To appreciate this decision, you really have to read Judge Floyd’s prose. It contains pointed phrasing that I’m not accustomed to seeing in the genteel world of appellate opinions. I’ll just clip this closing paragraph, and ask you to note the brutal coincidence of timing that he describes:

Wayne Jones was killed just over one year before the Ferguson, Missouri shooting of Michael Brown would once again draw national scrutiny to police shootings of black people in the United States. Seven years later, we are asked to decide whether it was clearly established that five officers could not shoot a man 22 times as he lay motionless on the ground. Although we recognize that our police officers are often asked to make split-second decisions, we expect them to do so with respect for the dignity and worth of black lives. Before the ink dried on this opinion, the FBI opened an investigation into yet another death of a black man at the hands of police, this time George Floyd in Minneapolis. This has to stop. To award qualified immunity at the summary judgment stage in this case would signal absolute immunity for fear-based use of deadly force, which we cannot accept. The district court’s grant of summary judgment on qualified immunity grounds is reversed, and the dismissal of that claim is hereby vacated.

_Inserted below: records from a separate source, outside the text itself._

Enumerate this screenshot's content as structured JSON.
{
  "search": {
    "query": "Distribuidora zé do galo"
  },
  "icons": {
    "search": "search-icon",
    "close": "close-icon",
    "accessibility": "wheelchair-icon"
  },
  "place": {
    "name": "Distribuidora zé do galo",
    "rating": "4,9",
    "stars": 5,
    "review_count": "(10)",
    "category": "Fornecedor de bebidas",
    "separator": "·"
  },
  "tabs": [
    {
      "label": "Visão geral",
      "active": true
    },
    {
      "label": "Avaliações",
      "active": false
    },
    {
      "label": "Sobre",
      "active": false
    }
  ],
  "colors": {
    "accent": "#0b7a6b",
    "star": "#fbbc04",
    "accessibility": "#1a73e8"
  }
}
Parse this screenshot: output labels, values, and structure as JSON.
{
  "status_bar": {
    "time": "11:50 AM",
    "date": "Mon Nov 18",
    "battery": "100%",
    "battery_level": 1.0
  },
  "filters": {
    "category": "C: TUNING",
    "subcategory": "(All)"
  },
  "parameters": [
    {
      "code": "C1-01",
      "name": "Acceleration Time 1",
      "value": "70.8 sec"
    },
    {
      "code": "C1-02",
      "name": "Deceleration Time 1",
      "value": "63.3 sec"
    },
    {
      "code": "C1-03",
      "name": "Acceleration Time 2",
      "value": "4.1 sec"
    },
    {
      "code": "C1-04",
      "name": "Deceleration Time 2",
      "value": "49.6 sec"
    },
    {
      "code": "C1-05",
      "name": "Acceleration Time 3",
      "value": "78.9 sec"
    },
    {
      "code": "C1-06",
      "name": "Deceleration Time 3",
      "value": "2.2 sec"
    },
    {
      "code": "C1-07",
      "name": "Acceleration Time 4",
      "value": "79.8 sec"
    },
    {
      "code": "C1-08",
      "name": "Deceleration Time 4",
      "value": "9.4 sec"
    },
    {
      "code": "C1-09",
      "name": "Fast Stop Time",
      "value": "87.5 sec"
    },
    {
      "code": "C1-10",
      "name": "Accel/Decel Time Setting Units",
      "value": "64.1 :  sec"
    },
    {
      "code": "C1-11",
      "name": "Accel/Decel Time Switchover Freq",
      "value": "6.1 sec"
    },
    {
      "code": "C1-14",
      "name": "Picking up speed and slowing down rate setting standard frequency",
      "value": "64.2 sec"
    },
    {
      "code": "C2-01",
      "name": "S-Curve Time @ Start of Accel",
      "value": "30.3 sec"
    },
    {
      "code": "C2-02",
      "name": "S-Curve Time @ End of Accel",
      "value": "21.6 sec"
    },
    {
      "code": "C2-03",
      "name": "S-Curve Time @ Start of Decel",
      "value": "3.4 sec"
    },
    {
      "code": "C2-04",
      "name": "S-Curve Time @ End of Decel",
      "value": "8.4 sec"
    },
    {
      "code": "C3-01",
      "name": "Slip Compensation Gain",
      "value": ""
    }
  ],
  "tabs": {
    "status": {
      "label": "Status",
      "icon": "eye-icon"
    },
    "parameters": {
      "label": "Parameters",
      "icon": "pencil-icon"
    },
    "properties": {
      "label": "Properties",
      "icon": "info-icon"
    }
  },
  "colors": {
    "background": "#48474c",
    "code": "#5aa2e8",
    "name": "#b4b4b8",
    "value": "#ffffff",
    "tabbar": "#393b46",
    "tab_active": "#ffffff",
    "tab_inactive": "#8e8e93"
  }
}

Lest you perceive that I’m a bleeding heart, please know that I spent nine years in the litigation section of a municipal law office, and over that span, I represented a lot of police officers. I respected, and still respect, the fact that when they show up for work, they put their lives on the line to protect people like me. Every day, every shift.

But what happened on this night in West Virginia, like what happened 15 days ago in Minneapolis, like what happened six years ago next month in New York City, like what happened three weeks after that in Ferguson, and so on, and so on, and so on, is a cancer on our nation. No, I don’t believe that municipalities should disband or defund police departments; that’s not the answer. But shrugging these killings off, as part of the price we pay to be a society, is abhorrent. And granting these five men qualified immunity from civil-rights liability is indescribably unwise. That, in case you didn’t recognize it, is a euphemism.